Here’s the full merging script:
#!/bin/bash
# Split the frames out
mkdir frames
ffmpeg -i $1 frames/frame%04d.png
# Change the white -> transparent
mkdir chromakeyed
for f in frames/*
do
convert $f -fuzz 99% -transparent white chromakeyed/$(basename $f)
done
# Merge all the frames into one image
convert chromakeyed/* -background red -flatten flat.png
rm -r frames chromakeyed
Breaking it
It should be noted that if you mess with the fuzz percent you can get some intelligible data out of even the “better” method of moving both the foreground and background. The previous examples were done with 99% fuzz, to prove a point, but what about trying some other values? Since the fuzzing is done on the attacker’s machine, they can use whatever fuzz percent they want.
0%
25%
50%
75%
99%
100%
Midigation
As you can see from the 0% and 100%, by just chaning the fuzz value we can get more intelligible text. Interestingly, while the background is red, at 0% we are decypering the words with the color white. Hmm, that’s odd. It would seem that we aren’t actually seeing thru to the background, but more just reading the artifacts of multiple images. What if we mess with the amount of data that exists, so that merging isn’t as effective.

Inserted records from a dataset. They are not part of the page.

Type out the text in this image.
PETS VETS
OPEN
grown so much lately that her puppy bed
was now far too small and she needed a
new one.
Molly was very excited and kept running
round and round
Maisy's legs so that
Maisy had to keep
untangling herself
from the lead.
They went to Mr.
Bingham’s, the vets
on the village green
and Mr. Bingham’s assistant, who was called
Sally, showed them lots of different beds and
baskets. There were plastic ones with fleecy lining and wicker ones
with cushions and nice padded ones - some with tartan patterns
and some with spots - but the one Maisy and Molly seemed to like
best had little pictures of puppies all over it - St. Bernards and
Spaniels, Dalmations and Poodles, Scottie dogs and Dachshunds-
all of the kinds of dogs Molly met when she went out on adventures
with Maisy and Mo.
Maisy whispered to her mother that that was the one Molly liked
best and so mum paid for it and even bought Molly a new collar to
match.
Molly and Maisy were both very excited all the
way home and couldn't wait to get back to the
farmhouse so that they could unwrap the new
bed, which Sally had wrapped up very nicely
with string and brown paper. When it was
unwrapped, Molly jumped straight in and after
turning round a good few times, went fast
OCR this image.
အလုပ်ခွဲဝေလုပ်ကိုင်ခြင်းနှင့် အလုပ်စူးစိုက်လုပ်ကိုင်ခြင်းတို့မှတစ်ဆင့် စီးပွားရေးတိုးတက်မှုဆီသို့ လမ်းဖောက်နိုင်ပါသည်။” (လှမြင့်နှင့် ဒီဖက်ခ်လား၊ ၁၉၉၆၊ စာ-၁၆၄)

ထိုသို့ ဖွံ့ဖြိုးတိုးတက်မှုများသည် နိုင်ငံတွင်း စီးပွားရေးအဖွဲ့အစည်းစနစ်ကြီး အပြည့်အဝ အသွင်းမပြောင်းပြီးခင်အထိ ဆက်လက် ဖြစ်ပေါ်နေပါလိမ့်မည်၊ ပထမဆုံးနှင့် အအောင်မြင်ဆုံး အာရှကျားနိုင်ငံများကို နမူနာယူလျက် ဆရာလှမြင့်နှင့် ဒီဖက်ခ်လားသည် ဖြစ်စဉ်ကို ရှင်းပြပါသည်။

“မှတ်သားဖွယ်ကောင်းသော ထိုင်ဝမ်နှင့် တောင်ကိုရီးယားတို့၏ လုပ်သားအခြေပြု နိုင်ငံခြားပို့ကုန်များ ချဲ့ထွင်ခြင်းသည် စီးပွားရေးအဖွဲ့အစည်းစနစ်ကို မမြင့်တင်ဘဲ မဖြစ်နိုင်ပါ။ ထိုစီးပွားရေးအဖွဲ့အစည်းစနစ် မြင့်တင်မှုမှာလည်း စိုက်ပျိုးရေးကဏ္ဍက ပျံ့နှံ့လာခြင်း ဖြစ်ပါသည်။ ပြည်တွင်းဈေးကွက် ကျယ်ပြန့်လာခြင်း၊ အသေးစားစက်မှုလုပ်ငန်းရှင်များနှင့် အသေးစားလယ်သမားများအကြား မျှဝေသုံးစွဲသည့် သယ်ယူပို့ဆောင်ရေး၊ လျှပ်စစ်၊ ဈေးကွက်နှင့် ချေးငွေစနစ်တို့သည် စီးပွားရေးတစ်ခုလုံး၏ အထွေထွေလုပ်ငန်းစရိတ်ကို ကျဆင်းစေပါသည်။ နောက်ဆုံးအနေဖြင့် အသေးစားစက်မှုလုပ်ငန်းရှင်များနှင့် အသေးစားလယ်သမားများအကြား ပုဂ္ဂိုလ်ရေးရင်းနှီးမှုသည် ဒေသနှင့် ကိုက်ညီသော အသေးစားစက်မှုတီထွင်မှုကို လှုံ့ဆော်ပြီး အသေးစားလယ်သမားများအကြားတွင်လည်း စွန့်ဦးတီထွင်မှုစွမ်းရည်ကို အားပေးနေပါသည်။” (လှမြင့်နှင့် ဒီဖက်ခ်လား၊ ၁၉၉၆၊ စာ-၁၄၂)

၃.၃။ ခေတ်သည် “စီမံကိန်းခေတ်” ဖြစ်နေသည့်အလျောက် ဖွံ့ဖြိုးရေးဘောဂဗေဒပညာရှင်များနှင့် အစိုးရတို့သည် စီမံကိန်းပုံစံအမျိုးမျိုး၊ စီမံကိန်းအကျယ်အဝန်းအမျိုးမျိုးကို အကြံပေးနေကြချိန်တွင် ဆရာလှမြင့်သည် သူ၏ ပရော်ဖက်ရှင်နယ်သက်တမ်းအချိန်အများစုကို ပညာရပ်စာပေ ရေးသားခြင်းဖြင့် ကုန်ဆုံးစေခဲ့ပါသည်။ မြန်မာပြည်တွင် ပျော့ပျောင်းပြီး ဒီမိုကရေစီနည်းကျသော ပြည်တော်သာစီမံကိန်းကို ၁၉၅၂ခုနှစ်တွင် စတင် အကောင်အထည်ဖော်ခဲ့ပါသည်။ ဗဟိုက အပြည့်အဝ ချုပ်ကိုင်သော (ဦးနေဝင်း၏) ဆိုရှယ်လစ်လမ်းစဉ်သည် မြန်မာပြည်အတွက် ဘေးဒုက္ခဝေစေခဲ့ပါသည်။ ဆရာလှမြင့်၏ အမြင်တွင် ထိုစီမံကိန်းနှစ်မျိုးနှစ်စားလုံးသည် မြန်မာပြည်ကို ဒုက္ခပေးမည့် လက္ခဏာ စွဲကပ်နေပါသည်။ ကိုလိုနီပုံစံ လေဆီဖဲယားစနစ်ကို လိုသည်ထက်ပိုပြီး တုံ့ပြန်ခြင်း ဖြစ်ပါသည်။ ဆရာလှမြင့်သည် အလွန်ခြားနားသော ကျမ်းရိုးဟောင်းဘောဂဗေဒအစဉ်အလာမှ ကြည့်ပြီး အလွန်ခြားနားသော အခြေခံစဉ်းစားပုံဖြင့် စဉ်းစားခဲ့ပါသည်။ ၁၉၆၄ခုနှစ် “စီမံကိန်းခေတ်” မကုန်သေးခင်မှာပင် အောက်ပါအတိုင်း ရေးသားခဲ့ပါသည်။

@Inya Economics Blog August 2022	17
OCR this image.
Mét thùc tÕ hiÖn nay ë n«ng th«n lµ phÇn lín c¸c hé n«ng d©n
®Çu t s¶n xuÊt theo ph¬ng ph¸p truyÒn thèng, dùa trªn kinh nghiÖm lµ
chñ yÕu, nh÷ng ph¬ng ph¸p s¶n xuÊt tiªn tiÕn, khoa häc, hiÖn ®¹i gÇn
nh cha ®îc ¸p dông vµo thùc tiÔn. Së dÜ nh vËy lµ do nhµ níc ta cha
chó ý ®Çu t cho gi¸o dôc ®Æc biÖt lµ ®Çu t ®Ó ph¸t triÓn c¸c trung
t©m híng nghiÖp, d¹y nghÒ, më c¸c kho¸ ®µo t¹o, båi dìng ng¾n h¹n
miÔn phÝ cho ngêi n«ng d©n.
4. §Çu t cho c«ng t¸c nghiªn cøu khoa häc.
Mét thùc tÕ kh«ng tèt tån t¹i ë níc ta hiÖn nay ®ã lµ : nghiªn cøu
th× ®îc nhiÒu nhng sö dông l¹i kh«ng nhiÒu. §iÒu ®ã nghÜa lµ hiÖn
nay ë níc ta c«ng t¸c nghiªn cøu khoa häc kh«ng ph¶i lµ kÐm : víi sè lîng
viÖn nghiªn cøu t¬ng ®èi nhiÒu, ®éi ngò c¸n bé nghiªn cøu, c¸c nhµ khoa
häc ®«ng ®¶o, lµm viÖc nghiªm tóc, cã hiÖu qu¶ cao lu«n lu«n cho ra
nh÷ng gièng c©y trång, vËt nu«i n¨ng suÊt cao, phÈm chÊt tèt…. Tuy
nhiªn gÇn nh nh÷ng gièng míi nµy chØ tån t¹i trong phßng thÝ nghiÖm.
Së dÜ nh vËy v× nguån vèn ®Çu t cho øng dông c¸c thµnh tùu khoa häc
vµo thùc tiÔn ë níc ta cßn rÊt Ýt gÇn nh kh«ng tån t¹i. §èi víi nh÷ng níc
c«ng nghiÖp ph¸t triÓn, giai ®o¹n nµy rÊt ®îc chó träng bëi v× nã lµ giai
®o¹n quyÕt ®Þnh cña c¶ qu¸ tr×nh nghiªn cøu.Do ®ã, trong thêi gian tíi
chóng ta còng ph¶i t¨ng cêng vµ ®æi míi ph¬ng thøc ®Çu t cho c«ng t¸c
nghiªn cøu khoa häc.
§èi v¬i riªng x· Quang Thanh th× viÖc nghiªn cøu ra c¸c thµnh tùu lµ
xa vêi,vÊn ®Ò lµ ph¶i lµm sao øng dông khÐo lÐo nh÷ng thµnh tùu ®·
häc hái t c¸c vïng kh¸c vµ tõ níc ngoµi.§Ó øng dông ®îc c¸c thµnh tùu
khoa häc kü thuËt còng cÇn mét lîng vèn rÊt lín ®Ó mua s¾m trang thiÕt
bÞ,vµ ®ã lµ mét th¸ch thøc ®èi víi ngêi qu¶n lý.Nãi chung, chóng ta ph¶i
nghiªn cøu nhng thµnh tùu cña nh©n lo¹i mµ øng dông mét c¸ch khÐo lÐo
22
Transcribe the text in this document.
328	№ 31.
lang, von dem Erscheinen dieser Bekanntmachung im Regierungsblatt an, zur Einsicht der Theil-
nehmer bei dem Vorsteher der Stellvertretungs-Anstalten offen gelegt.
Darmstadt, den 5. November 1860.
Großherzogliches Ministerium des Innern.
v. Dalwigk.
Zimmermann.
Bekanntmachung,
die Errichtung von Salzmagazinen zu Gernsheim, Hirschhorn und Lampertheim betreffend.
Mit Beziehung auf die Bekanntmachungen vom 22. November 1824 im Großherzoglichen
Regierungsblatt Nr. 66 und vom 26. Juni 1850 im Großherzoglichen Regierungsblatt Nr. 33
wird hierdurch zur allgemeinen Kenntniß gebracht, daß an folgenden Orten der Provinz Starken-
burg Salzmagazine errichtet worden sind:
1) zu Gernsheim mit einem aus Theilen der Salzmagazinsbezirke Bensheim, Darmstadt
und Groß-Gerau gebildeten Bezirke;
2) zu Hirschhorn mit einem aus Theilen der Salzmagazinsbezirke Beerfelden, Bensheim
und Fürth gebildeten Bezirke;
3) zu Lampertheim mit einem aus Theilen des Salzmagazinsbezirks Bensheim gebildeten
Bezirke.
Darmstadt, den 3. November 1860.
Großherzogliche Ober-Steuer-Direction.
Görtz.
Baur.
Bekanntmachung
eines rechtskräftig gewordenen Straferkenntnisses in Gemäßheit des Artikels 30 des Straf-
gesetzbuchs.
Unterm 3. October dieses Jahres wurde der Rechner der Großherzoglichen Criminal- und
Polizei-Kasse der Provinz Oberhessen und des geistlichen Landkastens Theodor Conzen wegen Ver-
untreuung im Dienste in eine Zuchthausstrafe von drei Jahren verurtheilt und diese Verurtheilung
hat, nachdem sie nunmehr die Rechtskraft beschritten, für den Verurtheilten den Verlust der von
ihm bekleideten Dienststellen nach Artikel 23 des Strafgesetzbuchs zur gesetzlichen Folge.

Let’s first change the amount of data by shortening the video, and reducing the framerate. We will also try to compress the video. Here are the best (well, worst, because we can read them) results. (The images above were 10 seconds @ 60fps, crf 1)
10 seconds @ 60fps, 50% fuzz, crf 30
1 second @ 24fps, 50% fuzz, crf 30
It looks like having less data makes the text more visable! These were both done with -crf 30
. The -crf
flag sets compression. Testing again at -crf 1
made the problem much worse, it was incredibly easy to read the text:
1 second @ 24fps, 50% fuzz, crf 1
According to the ffmpeg docs crf can go from 0-51. With 0 being the best quality, and 51 the worst. Since the attacker can always increase the compression once they’ve downloaded the video, our only option (and luckily for us, the best option) is to increase compression. Since we could still see the words at 30, let’s try 40
1 second @ 24fps, 50% fuzz, crf 40
Going up to 50 just breaks the whole point, while there is no possibilies of reading the letters with a computer, there is an equially non-existant chance of a human reading the video.
Conculsion
1 second @ 24fps, crf 40
In my opinion, having only 24fps makes this hard to see, but increasing the framerate can make the words a bit easier to see when merged (yes, this is opposite of our previous findings.) As fancy and unique as I thought this idea was, it looks like we are back in the same old trench of: hard enough so that a computer can’t read it, but easy enough that a human can.